We run enough server capacity to provide a pool of connections more than sufficient to serve the number of active web requests at a given time under normal circumstances. A typical request takes a few hundred milliseconds, ensuring that there are almost always connections being made available to new requests. However, on Thursday, those blocking database queries caused active requests to take much longer because they could not access the core table blocked by the bad queries. As a result, connections were being used for long periods and not being made available to new requests. Unfortunately, the load balancer health checks also require a server connection and, after waiting for their “timeout period”, began to fail, causing the load balancer to think the container running the server was down. The result was an unstable set of application containers.

We have identified the source of the long-running queries and have mitigated their use. We are also improving our monitoring of blocking states within the application database to prevent long wait times from impacting the state of the application connection pool. We are sorry for the inconvenience this has caused.

Posted Feb 08, 2024 - 12:56 EST

Resolved

Further analysis indicates that the actions taken ~5PM Eastern time today have indeed solved the root issue. The root cause was associated to database performance issues that were causing widespread issues to the operations of the platform. Upon implementing the fix - performance was restored quickly and remains within expected ranges.

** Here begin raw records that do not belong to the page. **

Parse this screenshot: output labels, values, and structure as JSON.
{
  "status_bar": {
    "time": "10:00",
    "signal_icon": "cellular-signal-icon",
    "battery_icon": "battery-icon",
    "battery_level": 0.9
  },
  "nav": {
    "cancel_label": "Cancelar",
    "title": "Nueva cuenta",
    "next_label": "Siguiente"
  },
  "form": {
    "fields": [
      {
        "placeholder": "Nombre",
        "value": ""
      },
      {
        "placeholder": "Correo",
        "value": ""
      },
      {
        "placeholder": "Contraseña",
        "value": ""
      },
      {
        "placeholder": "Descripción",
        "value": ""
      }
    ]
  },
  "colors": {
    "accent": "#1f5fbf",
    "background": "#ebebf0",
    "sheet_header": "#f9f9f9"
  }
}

The team is satisfied with the return to normal system operations. We will continue to monitor performance overnight and will provide a full root cause analysis in the coming days.
Posted Feb 07, 2024 - 18:02 EST

Update

We are continuing to monitor for any further issues.
Posted Feb 07, 2024 - 17:25 EST

Monitoring

At this time, we believe that we've addresses a core problem to the connectivity and performance issues experienced throughout the day. This fix has been implemented and we are receiving monitoring that indicates the system is returning to normal operations. We are continuing to monitor the system through the next few hours to ensure that the root cause has been addressed.

Assuming we maintain normal operations and confirm this root cause - a root cause analysis will be provided.
Posted Feb 07, 2024 - 17:22 EST

Update

The team had identified what we believe to be the root cause for the issue that is causing intermittent connectivity and performance issues. We are currently working through options to resolve this issue with our cloud hosting provider.

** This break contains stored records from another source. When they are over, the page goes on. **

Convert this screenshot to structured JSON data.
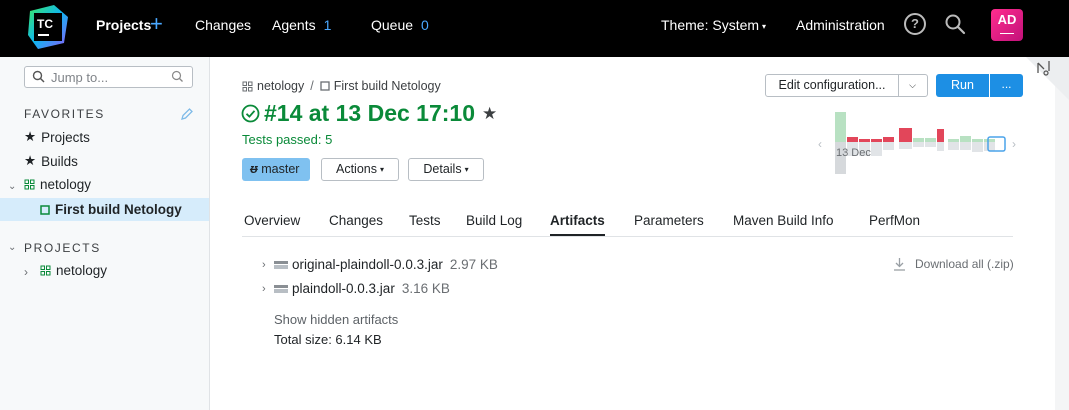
{
  "header": {
    "logo_text": "TC",
    "nav": {
      "projects": "Projects",
      "changes": "Changes",
      "agents": "Agents",
      "agents_count": "1",
      "queue": "Queue",
      "queue_count": "0"
    },
    "theme": "Theme: System",
    "administration": "Administration",
    "avatar_initials": "AD",
    "help_glyph": "?"
  },
  "sidebar": {
    "search_placeholder": "Jump to...",
    "favorites_title": "FAVORITES",
    "favorites": [
      {
        "label": "Projects",
        "icon": "star-icon"
      },
      {
        "label": "Builds",
        "icon": "star-icon"
      },
      {
        "label": "netology",
        "icon": "project-icon"
      },
      {
        "label": "First build Netology",
        "icon": "build-config-icon"
      }
    ],
    "projects_title": "PROJECTS",
    "projects": [
      {
        "label": "netology",
        "icon": "project-icon"
      }
    ]
  },
  "breadcrumb": {
    "project": "netology",
    "separator": "/",
    "build_config": "First build Netology"
  },
  "build": {
    "title": "#14 at 13 Dec 17:10",
    "status_text": "Tests passed: 5",
    "branch": "master",
    "actions_label": "Actions",
    "details_label": "Details"
  },
  "toolbar": {
    "edit_configuration": "Edit configuration...",
    "run": "Run",
    "run_more": "..."
  },
  "timeline": {
    "date_label": "13 Dec"
  },
  "tabs": [
    "Overview",
    "Changes",
    "Tests",
    "Build Log",
    "Artifacts",
    "Parameters",
    "Maven Build Info",
    "PerfMon"
  ],
  "active_tab": "Artifacts",
  "artifacts": {
    "items": [
      {
        "name": "original-plaindoll-0.0.3.jar",
        "size": "2.97 KB"
      },
      {
        "name": "plaindoll-0.0.3.jar",
        "size": "3.16 KB"
      }
    ],
    "download_all": "Download all (.zip)",
    "show_hidden": "Show hidden artifacts",
    "total_size": "Total size: 6.14 KB"
  },
  "colors": {
    "success": "#0a8a39",
    "accent": "#1d8fe4",
    "header_bg": "#000000",
    "fail": "#e2465a"
  }
}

We will continue to update as more information becomes available.
Posted Feb 07, 2024 - 10:36 EST

Identified

The fix we were previously monitoring did not have the desired impact. We are still investigating this issue.
Posted Feb 07, 2024 - 10:35 EST

Monitoring

We have made an adjustment to the configuration our infrastructure, as recommended by our cloud provider. Services appear to be gradually restoring - we will continue to monitor this situation to ensure a return to normal operation. A root cause analysis is still pending.
Posted Feb 07, 2024 - 10:30 EST

Investigating

We are currently investigating an issue with Roundtrip's production workloads at our cloud provider. There appears to be an issue with underlying connectivity within the cloud platform that is causing intermittent timeouts and slower response times throughout the platform. This is not currently resulting in a system-wide outage.

We have escalated a ticket to our cloud provider and our engineering team is taking remediation steps.

We will update this thread with more information as it becomes available.
Posted Feb 07, 2024 - 10:00 EST
This incident affected: Booking Portal, Community Portal, and Reporting and Analytics.